What does the US’ 2016 World Series and a billy goat have in common? Well, if you were to check the etymology of ‘billy goat’ you would find its first known use surfaced in 1820, where the definition simply states: “a male goat.” Female goats, on the other hand are referred to as "does" or "nannies,” and juveniles of both sexes are called "kids”. However, when you Google search further, you’ll find one ‘billy goat’ reference that has historically impacted one very important baseball game.
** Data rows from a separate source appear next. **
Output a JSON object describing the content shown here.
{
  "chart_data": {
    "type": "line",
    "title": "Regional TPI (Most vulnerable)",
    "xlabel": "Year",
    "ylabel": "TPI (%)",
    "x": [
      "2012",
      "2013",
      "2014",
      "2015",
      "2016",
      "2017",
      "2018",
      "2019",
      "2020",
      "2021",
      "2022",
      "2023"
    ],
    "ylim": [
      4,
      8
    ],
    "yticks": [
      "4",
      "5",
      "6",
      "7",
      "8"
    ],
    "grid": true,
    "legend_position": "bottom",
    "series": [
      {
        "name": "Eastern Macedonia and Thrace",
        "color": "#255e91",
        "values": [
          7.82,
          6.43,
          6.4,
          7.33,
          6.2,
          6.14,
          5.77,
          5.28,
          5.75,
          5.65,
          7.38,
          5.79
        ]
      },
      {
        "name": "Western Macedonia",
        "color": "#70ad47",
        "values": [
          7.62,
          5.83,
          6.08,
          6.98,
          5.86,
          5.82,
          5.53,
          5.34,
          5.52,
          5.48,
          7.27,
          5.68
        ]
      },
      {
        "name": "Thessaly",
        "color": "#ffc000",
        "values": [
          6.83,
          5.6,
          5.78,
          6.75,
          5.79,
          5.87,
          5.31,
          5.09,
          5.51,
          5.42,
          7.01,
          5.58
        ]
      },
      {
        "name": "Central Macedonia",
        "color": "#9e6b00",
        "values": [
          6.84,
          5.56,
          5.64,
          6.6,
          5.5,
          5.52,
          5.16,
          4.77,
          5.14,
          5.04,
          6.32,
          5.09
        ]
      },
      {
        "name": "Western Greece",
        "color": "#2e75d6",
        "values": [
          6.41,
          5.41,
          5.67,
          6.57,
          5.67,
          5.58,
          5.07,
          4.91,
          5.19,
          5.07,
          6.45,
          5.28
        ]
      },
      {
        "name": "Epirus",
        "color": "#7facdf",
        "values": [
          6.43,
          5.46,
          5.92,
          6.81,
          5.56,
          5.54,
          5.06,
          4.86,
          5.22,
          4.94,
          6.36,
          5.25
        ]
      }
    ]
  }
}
Billy Goat Gets Bad Rap In World Series Dating Back To 1945

Curse of the Billy Goat

As the story goes, the ‘Curse of the Billy Goat’ relates to a sports-related tale that's now part of baseball lore. When the Chicago Cubs baseball franchise was pitted against the Detroit Tigers in the 1945 World Series, the Billy Goat Tavern owner Billy Sianis and his billy goat Murphy attempted to enter the Wrigley Field ballpark to attend the game. Since the goat was his pet, he often traveled with him to events of this type.

However during game four, it seems the odor of his goat quickly became bothersome to other baseball fans. So, Sianis was asked to leave the park and was ushered to the gate by security, stating that animals were not allowed to attend baseball games. The park’s owner P.K. Wrigley stood behind the ruling.
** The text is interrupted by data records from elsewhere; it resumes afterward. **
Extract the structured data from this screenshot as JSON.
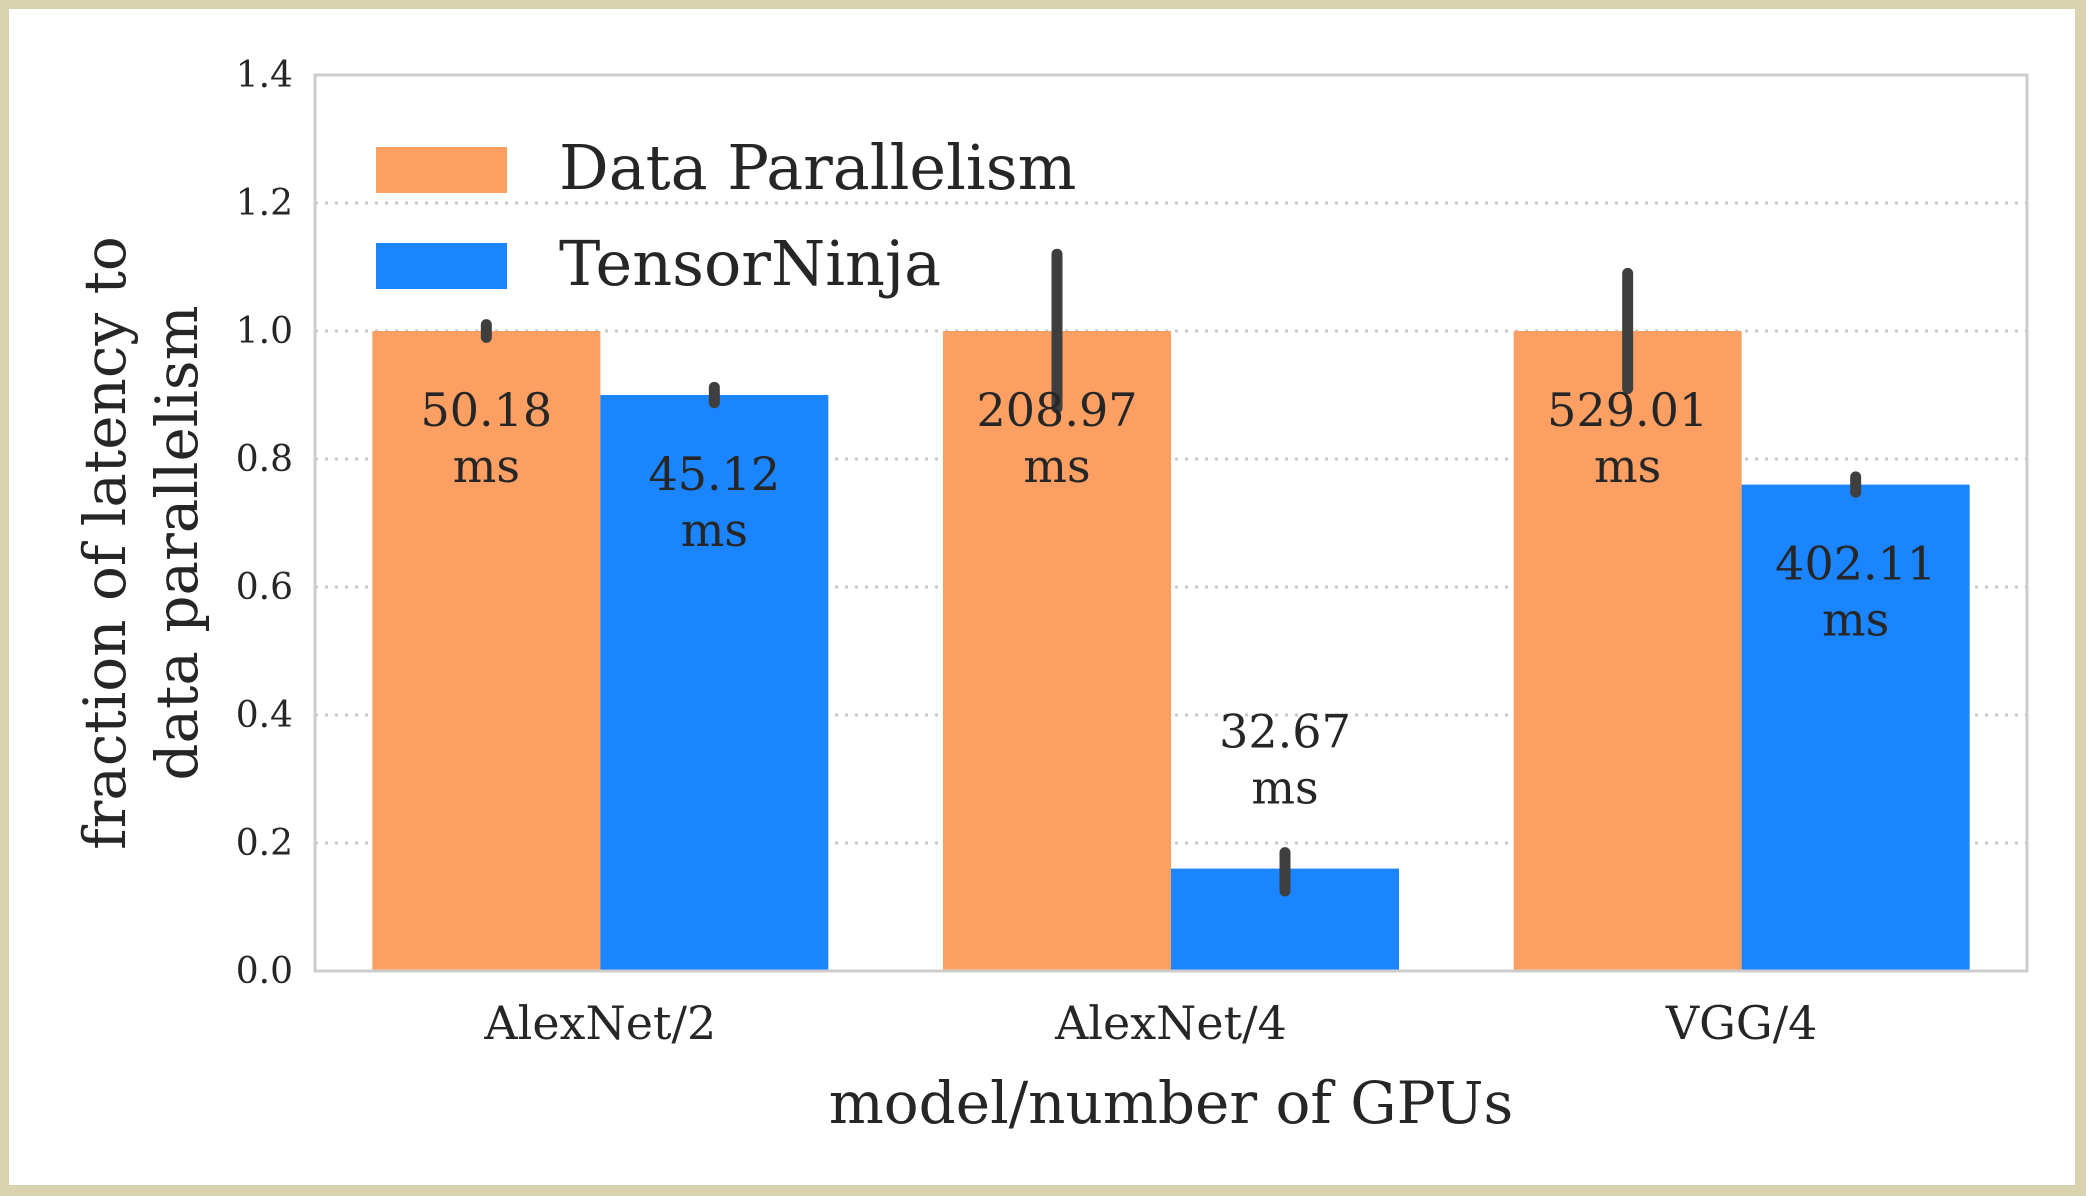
{
  "chart_data": {
    "type": "bar",
    "title": "",
    "xlabel": "model/number of GPUs",
    "ylabel": [
      "fraction of latency to",
      "data parallelism"
    ],
    "categories": [
      "AlexNet/2",
      "AlexNet/4",
      "VGG/4"
    ],
    "ylim": [
      0,
      1.4
    ],
    "yticks": [
      "0.0",
      "0.2",
      "0.4",
      "0.6",
      "0.8",
      "1.0",
      "1.2",
      "1.4"
    ],
    "grid": "horizontal dotted",
    "legend_position": "top-left",
    "series": [
      {
        "name": "Data Parallelism",
        "color": "#fc9f63",
        "values": [
          1.0,
          1.0,
          1.0
        ],
        "error_low": [
          0.99,
          0.88,
          0.91
        ],
        "error_high": [
          1.01,
          1.12,
          1.09
        ],
        "labels": [
          [
            "50.18",
            "ms"
          ],
          [
            "208.97",
            "ms"
          ],
          [
            "529.01",
            "ms"
          ]
        ]
      },
      {
        "name": "TensorNinja",
        "color": "#1a85fe",
        "values": [
          0.9,
          0.16,
          0.76
        ],
        "error_low": [
          0.888,
          0.125,
          0.748
        ],
        "error_high": [
          0.912,
          0.185,
          0.772
        ],
        "labels": [
          [
            "45.12",
            "ms"
          ],
          [
            "32.67",
            "ms"
          ],
          [
            "402.11",
            "ms"
          ]
        ]
      }
    ]
  }
}
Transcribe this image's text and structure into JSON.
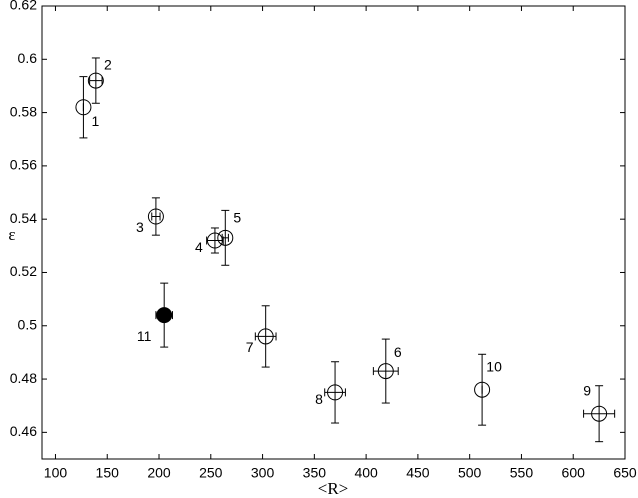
{
  "chart_data": {
    "type": "scatter",
    "xlabel": "<R>",
    "ylabel": "ε",
    "xlim": [
      87,
      650
    ],
    "ylim": [
      0.45,
      0.62
    ],
    "xticks": [
      100,
      150,
      200,
      250,
      300,
      350,
      400,
      450,
      500,
      550,
      600,
      650
    ],
    "yticks": [
      0.46,
      0.48,
      0.5,
      0.52,
      0.54,
      0.56,
      0.58,
      0.6,
      0.62
    ],
    "color": "#000000",
    "points": [
      {
        "label": "1",
        "x": 127,
        "y": 0.582,
        "xerr": 0,
        "yerr": 0.0115,
        "filled": false
      },
      {
        "label": "2",
        "x": 139,
        "y": 0.592,
        "xerr": 6,
        "yerr": 0.0085,
        "filled": false
      },
      {
        "label": "3",
        "x": 197,
        "y": 0.541,
        "xerr": 4,
        "yerr": 0.007,
        "filled": false
      },
      {
        "label": "4",
        "x": 254,
        "y": 0.532,
        "xerr": 8,
        "yerr": 0.0047,
        "filled": false
      },
      {
        "label": "5",
        "x": 264,
        "y": 0.533,
        "xerr": 3,
        "yerr": 0.0103,
        "filled": false
      },
      {
        "label": "6",
        "x": 419,
        "y": 0.483,
        "xerr": 12,
        "yerr": 0.012,
        "filled": false
      },
      {
        "label": "7",
        "x": 303,
        "y": 0.496,
        "xerr": 10,
        "yerr": 0.0115,
        "filled": false
      },
      {
        "label": "8",
        "x": 370,
        "y": 0.475,
        "xerr": 10,
        "yerr": 0.0115,
        "filled": false
      },
      {
        "label": "9",
        "x": 625,
        "y": 0.467,
        "xerr": 15,
        "yerr": 0.0105,
        "filled": false
      },
      {
        "label": "10",
        "x": 512,
        "y": 0.476,
        "xerr": 0,
        "yerr": 0.0133,
        "filled": false
      },
      {
        "label": "11",
        "x": 205,
        "y": 0.504,
        "xerr": 8,
        "yerr": 0.012,
        "filled": true
      }
    ]
  }
}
Outraged, Sianis spewed out a hex that seems to have stuck: "Them Cubs, they ain't gonna win no more," which has been interpreted to mean that the Cubs would never again win a World Series.

The Cubs then lost the Oct. 6th game and dropped two of the next three games to lose the World Series. Hence, the start of the so-called “Curse of the Billy Goat.”

While it’s now been 71 years since Sianis’ curse was first uttered, it’s important to note that the Cubs were on a very long losing streak prior to this event, since the last time they won a World Series was 1908 — making their total time without a win — 108 years!

Will the tides turn?

Fast-foward to 2016, on the 46th anniversary of Billy Sianis’ death in 1970, the Cubs just might have a chance to shake that jinx. This year, they defeated the Los Angeles Dodgers 5–0 in game 6 of the National League Championship Series (NLCS) to win the NL pennant and advance to the 2016 World Series, pitted against the Cleveland Indians. But will they take home the big prize?

Indians’ Fans think otherwise . . .

Cleveland Indians fans are adamant that the Chicago Cubs' Curse of the Billy Goat live on . . . so, one fan and his wife brought two goats to Progressive Field before this year's first game.

"Everyone was really excited that I did it," Alan Mancuso said. "Especially those that know about the curse."

Mancuso and his wife Beth have three goats that they raised at their Ohio City home. While at church on Sunday, his friend Mark Duskey suggested they perform their own goat curse. Mancuso, 47, a lifelong Indians fan, agreed.

Separately but united with Mancuso’s team loyalty, James Kovach walked two of his goats around the ball park named Dexter and Tug, in advance of the first game with the Cubs on October 25. Kovach said he had traced the lineage of Dexter and Tug, and they may just be distant cousins of Murphy.

So, the superstition lives on and the Indians fans are hoping it works to their advantage again this year.

Presently the jury is out on this one. As of this post, the Indians skunked the Cubs to a 6-0 win in Game 1 at Progressive Field in Cleveland — but on October 26, the Cubs beat back with a 5-1 win in the second game.

Humanitarian Ways to End the Curse?

For those who’d like to see this curse come to an end, there are those who are supporting some humanitarian ways to make that happen. For instance, the Reverse The Curse Chicago initiative urges baseball fans to donate dairy goats to impoverished families in the Caribbean.

Heifer International is also running a charitable campaign where donations are being raised to send goats to families who need them. In a public statement, they noted:

  • “Showing fondness toward goats is mentioned as a key to breaking one of the longest running curses in baseball. There’s no better way to do this than donating a goat and its nutrient-rich milk to a family in need.”

 

What’s your thoughts readers? Cubs Fans, or Billy Goat Curse fans? Will the Cubs bring home the title this year and make ‘Murphy’ roll over in his grave, or will the curse live on another year to deprive the Cubs of shaking that dark cloud that’s plagued them for all these decades?